Il y a 20 ans, le bilan routier du Québec était catastrophique.

Proportionnellement, les Québécois se tuaient davantage que dans les États où la sécurité routière est exemplaire.

« Catastrophique » ?

Entre 2003 et 2008, le taux de mortalité routière a oscillé entre 8,1 et 9,4 décès pour 100 000 habitants.

« Exemplaire » ?

En sécurité routière, les États qui sont sous la barre des 4 décès pour 100 000 habitants font figure de modèle. Nous étions loin, les Québécois, des bilans exemplaires de la Suède, des Pays-Bas et de la Grande-Bretagne. Nous étions loin des Ontariens, aussi.

Puis il y a eu un miracle. Nos routes se sont pacifiées. Le gouvernement libéral de Jean Charest a mis en place la Table de la sécurité routière, qui a fait plusieurs recommandations qui ont été mises en place par l’État.

Amendes plus lourdes, saisies de véhicules, radars photo, sensibilisation accrue, réaménagement de tronçons de route : le bilan routier du Québec s’est graduellement amélioré à partir de la fin des années 2000 pour propulser les Québécois parmi les premiers de classe dans le monde…

En 2014, le bilan routier des Québécois est tombé sous la barre des 4 décès pour 100 000 habitants : 3,9. En dix ans, la société a coupé de moitié le nombre de morts sur les routes : un exploit1. Autant de drames humains qui ont été évités.

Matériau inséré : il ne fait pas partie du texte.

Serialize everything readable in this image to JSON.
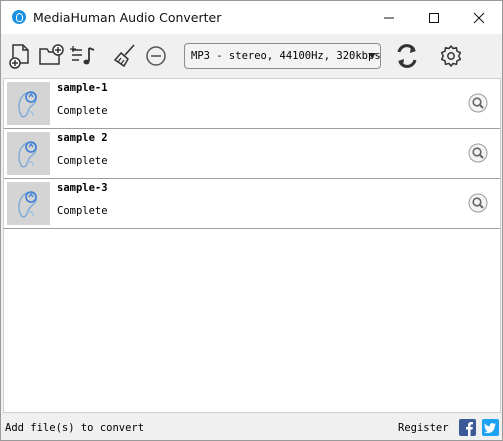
{
  "window": {
    "title": "MediaHuman Audio Converter",
    "controls": {
      "minimize": "minimize-icon",
      "maximize": "maximize-icon",
      "close": "close-icon"
    }
  },
  "toolbar": {
    "icons": [
      "add-file-icon",
      "add-folder-icon",
      "add-playlist-icon",
      "clear-list-icon",
      "remove-icon",
      "convert-icon",
      "settings-icon"
    ],
    "format": "MP3 - stereo, 44100Hz, 320kbps"
  },
  "files": [
    {
      "name": "sample-1",
      "status": "Complete"
    },
    {
      "name": "sample 2",
      "status": "Complete"
    },
    {
      "name": "sample-3",
      "status": "Complete"
    }
  ],
  "statusbar": {
    "text": "Add file(s) to convert",
    "register": "Register",
    "social": [
      "facebook-icon",
      "twitter-icon"
    ]
  },
  "colors": {
    "accent": "#1b8fe0",
    "facebook": "#3b5998",
    "twitter": "#1da1f2",
    "thumb_bg": "#d4d4d4"
  }
}
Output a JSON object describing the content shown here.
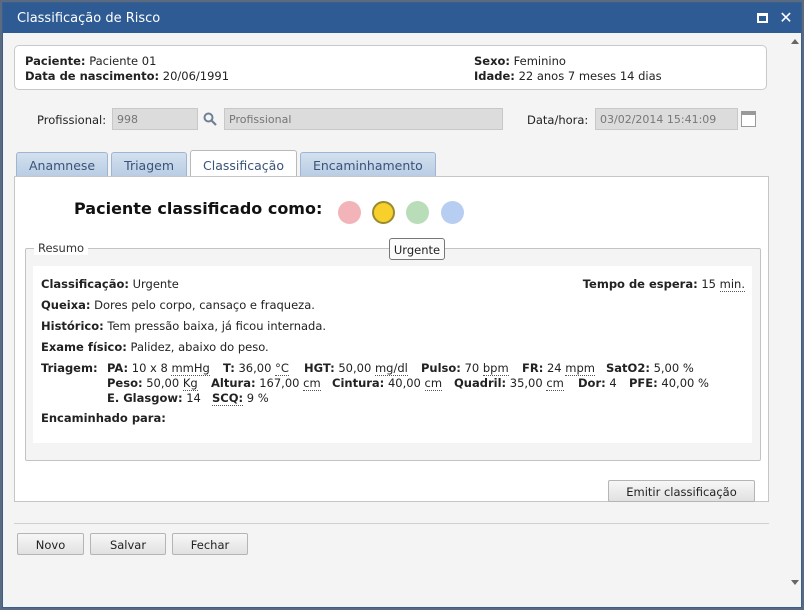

Mais quand on regarde dans le rétroviseur, c’est clair : nous sommes devenus complaisants.

D’abord, le ministre libéral Robert Poëti a laissé la Table de la sécurité routière mourir de sa belle mort. Ensuite, vu le bilan routier enviable, la sécurité routière n’a pas été une priorité des gouvernements successifs.

À la mi-juin, la SAAQ a levé un drapeau rouge : le bilan routier se détériore2. Nous ne sommes pas dans la zone des années noires post-2000. Mais l’année 2022 affiche 4,5 morts pour 100 000 d’habitants.

Ça peut sembler peu, 4,5 plutôt que 3,9. Mais sur 8,7 millions de Québécois, c’est un nombre considérable de vies humaines.

Ainsi, d’après la SAAQ, 392 Québécois sont morts sur les routes en 2022 : c’est 46 de plus que la moyenne des décès de 2017 à 2021 (une hausse de 13,2 %).

Le bilan est particulièrement accablant chez les plus de 75 ans, les motocyclistes et les piétons (hausses de 21,8 %, 10,1 % et 22,7 % respectivement). Encore mardi, deux piétons âgés ont été fauchés à Mont-Royal : elle est morte, il est gravement blessé.

Et si le nombre de morts pendant les vacances de la construction est un baromètre de l’an 2023, le bilan routier risque d’être lourd : 23 Québécois ont perdu la vie pendant ces deux semaines…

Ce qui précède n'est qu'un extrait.